ORAÇÃO. ENCONTRANDO UM DEUS PESSOAL




Se Deus fosse impessoal, como ensinam as religiões orientais, o amor — algo que só pode acontecer entre duas ou mais pessoas — seria uma ilusão. Podemos ir além e afirmar que mesmo se Deus fosse apenas unipessoal, não haveria como o amor ter surgido até Deus começar a criar outras coisas. Significaria que, em essência, Deus seria mais poder do que amor. O amor não seria tão importante quanto o poder.

A doutrina cristã da Trindade, no entanto, ensina que existe um Deus em três pessoas que se conhecem e amam umas às outras desde antes do alvorecer dos tempos. Se Deus é triúno, então as palavras e a linguagem são vistas sob nova luz. Em João 14 a 17 Jesus se refere à sua vida no contexto da divindade antes de vir à terra, quando fala da “glória que eu tinha com [o Pai] antes que o mundo existisse” (Jo 17.5) e das “palavras” que recebera do Pai (Jo 17.8). Dentro da Trindade, desde a eternidade, existe comunicação por meio de palavras – o Pai fala com o Filho, o Filho fala com o Pai, e o Pai e o Filho falam com o Espírito. Em João 17, temos um vislumbre desse falar na oração de Jesus a seu Pai. Trata-se de um discurso divino.

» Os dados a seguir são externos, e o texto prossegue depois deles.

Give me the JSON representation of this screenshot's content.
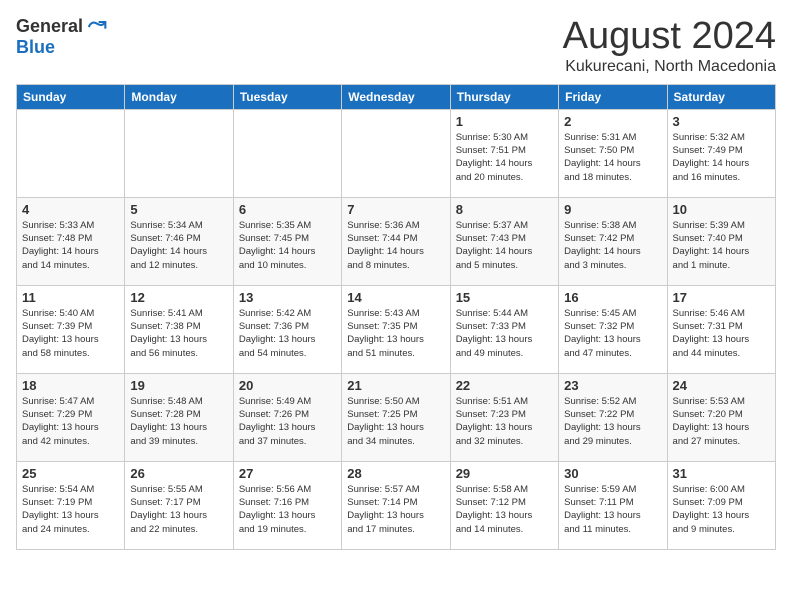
{
  "logo": {
    "general": "General",
    "blue": "Blue"
  },
  "header": {
    "month_year": "August 2024",
    "location": "Kukurecani, North Macedonia"
  },
  "days_of_week": [
    "Sunday",
    "Monday",
    "Tuesday",
    "Wednesday",
    "Thursday",
    "Friday",
    "Saturday"
  ],
  "weeks": [
    [
      {
        "day": "",
        "info": ""
      },
      {
        "day": "",
        "info": ""
      },
      {
        "day": "",
        "info": ""
      },
      {
        "day": "",
        "info": ""
      },
      {
        "day": "1",
        "info": "Sunrise: 5:30 AM\nSunset: 7:51 PM\nDaylight: 14 hours\nand 20 minutes."
      },
      {
        "day": "2",
        "info": "Sunrise: 5:31 AM\nSunset: 7:50 PM\nDaylight: 14 hours\nand 18 minutes."
      },
      {
        "day": "3",
        "info": "Sunrise: 5:32 AM\nSunset: 7:49 PM\nDaylight: 14 hours\nand 16 minutes."
      }
    ],
    [
      {
        "day": "4",
        "info": "Sunrise: 5:33 AM\nSunset: 7:48 PM\nDaylight: 14 hours\nand 14 minutes."
      },
      {
        "day": "5",
        "info": "Sunrise: 5:34 AM\nSunset: 7:46 PM\nDaylight: 14 hours\nand 12 minutes."
      },
      {
        "day": "6",
        "info": "Sunrise: 5:35 AM\nSunset: 7:45 PM\nDaylight: 14 hours\nand 10 minutes."
      },
      {
        "day": "7",
        "info": "Sunrise: 5:36 AM\nSunset: 7:44 PM\nDaylight: 14 hours\nand 8 minutes."
      },
      {
        "day": "8",
        "info": "Sunrise: 5:37 AM\nSunset: 7:43 PM\nDaylight: 14 hours\nand 5 minutes."
      },
      {
        "day": "9",
        "info": "Sunrise: 5:38 AM\nSunset: 7:42 PM\nDaylight: 14 hours\nand 3 minutes."
      },
      {
        "day": "10",
        "info": "Sunrise: 5:39 AM\nSunset: 7:40 PM\nDaylight: 14 hours\nand 1 minute."
      }
    ],
    [
      {
        "day": "11",
        "info": "Sunrise: 5:40 AM\nSunset: 7:39 PM\nDaylight: 13 hours\nand 58 minutes."
      },
      {
        "day": "12",
        "info": "Sunrise: 5:41 AM\nSunset: 7:38 PM\nDaylight: 13 hours\nand 56 minutes."
      },
      {
        "day": "13",
        "info": "Sunrise: 5:42 AM\nSunset: 7:36 PM\nDaylight: 13 hours\nand 54 minutes."
      },
      {
        "day": "14",
        "info": "Sunrise: 5:43 AM\nSunset: 7:35 PM\nDaylight: 13 hours\nand 51 minutes."
      },
      {
        "day": "15",
        "info": "Sunrise: 5:44 AM\nSunset: 7:33 PM\nDaylight: 13 hours\nand 49 minutes."
      },
      {
        "day": "16",
        "info": "Sunrise: 5:45 AM\nSunset: 7:32 PM\nDaylight: 13 hours\nand 47 minutes."
      },
      {
        "day": "17",
        "info": "Sunrise: 5:46 AM\nSunset: 7:31 PM\nDaylight: 13 hours\nand 44 minutes."
      }
    ],
    [
      {
        "day": "18",
        "info": "Sunrise: 5:47 AM\nSunset: 7:29 PM\nDaylight: 13 hours\nand 42 minutes."
      },
      {
        "day": "19",
        "info": "Sunrise: 5:48 AM\nSunset: 7:28 PM\nDaylight: 13 hours\nand 39 minutes."
      },
      {
        "day": "20",
        "info": "Sunrise: 5:49 AM\nSunset: 7:26 PM\nDaylight: 13 hours\nand 37 minutes."
      },
      {
        "day": "21",
        "info": "Sunrise: 5:50 AM\nSunset: 7:25 PM\nDaylight: 13 hours\nand 34 minutes."
      },
      {
        "day": "22",
        "info": "Sunrise: 5:51 AM\nSunset: 7:23 PM\nDaylight: 13 hours\nand 32 minutes."
      },
      {
        "day": "23",
        "info": "Sunrise: 5:52 AM\nSunset: 7:22 PM\nDaylight: 13 hours\nand 29 minutes."
      },
      {
        "day": "24",
        "info": "Sunrise: 5:53 AM\nSunset: 7:20 PM\nDaylight: 13 hours\nand 27 minutes."
      }
    ],
    [
      {
        "day": "25",
        "info": "Sunrise: 5:54 AM\nSunset: 7:19 PM\nDaylight: 13 hours\nand 24 minutes."
      },
      {
        "day": "26",
        "info": "Sunrise: 5:55 AM\nSunset: 7:17 PM\nDaylight: 13 hours\nand 22 minutes."
      },
      {
        "day": "27",
        "info": "Sunrise: 5:56 AM\nSunset: 7:16 PM\nDaylight: 13 hours\nand 19 minutes."
      },
      {
        "day": "28",
        "info": "Sunrise: 5:57 AM\nSunset: 7:14 PM\nDaylight: 13 hours\nand 17 minutes."
      },
      {
        "day": "29",
        "info": "Sunrise: 5:58 AM\nSunset: 7:12 PM\nDaylight: 13 hours\nand 14 minutes."
      },
      {
        "day": "30",
        "info": "Sunrise: 5:59 AM\nSunset: 7:11 PM\nDaylight: 13 hours\nand 11 minutes."
      },
      {
        "day": "31",
        "info": "Sunrise: 6:00 AM\nSunset: 7:09 PM\nDaylight: 13 hours\nand 9 minutes."
      }
    ]
  ]
}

Muitos filósofos afirmam que, por Deus ser um espírito puro, é inadequado dizer que ele fala. Contudo, Jesus disse: “Céu e terra passarão, mas as minhas palavras jamais passarão” (Mt 24.35). O filósofo Nicholas Wolterstorff e outros negam a ideia de que Deus não possa falar e não o faça. Wolterstorff aplica a teoria dos atos de fala de J. L. Austin, a qual salienta que palavras também são atos. As palavras não apenas dizem coisas, elas as realizam. Se Deus existe e tem poder para agir, não há motivo para que não possa falar, pois palavras também são atos. Além disso, uma vez que a divindade contém uma comunidade de pessoas, e como a linguagem é intrínseca ao relacionamento entre pessoas, há todos os motivos para se esperar que Deus se comunique por intermédio de palavras.

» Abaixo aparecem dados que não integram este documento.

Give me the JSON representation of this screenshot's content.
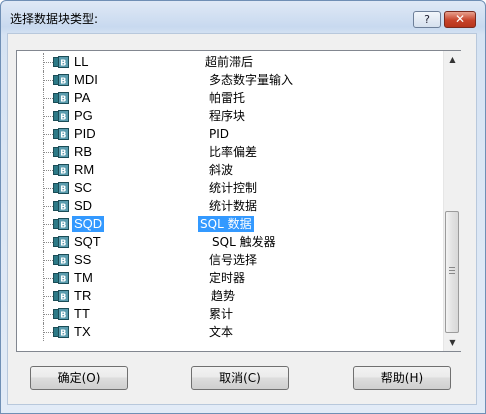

Assim, a oração cristã não é um mergulho no abismo do desconhecido nem um estado de hiperconsciência sem palavras. Esta última condição é criada não pelas palavras em si, mas por sons. “As técnicas que preparam para [o estado de meditação com mantras chamado samadhi] dão especial atenção a sons, visões ou atos repetitivos. O pensamento analítico é hipnotizado a fim de privilegiar a consciência intuitiva, um estado de relaxamento em que se suspende a consciência de identidade individual da pessoa.” A oração cristã, por sua vez, é uma comunhão com o Deus pessoal que nos torna amigos por meio do discurso. O padrão bíblico envolve meditação nas palavras das Escrituras até respondermos a Deus com nosso ser inteiro, dizendo: “Dá-me um coração íntegro, para que […] eu possa louvá-lo, Senhor meu Deus, de todo o coração” (Sl 86.11,12).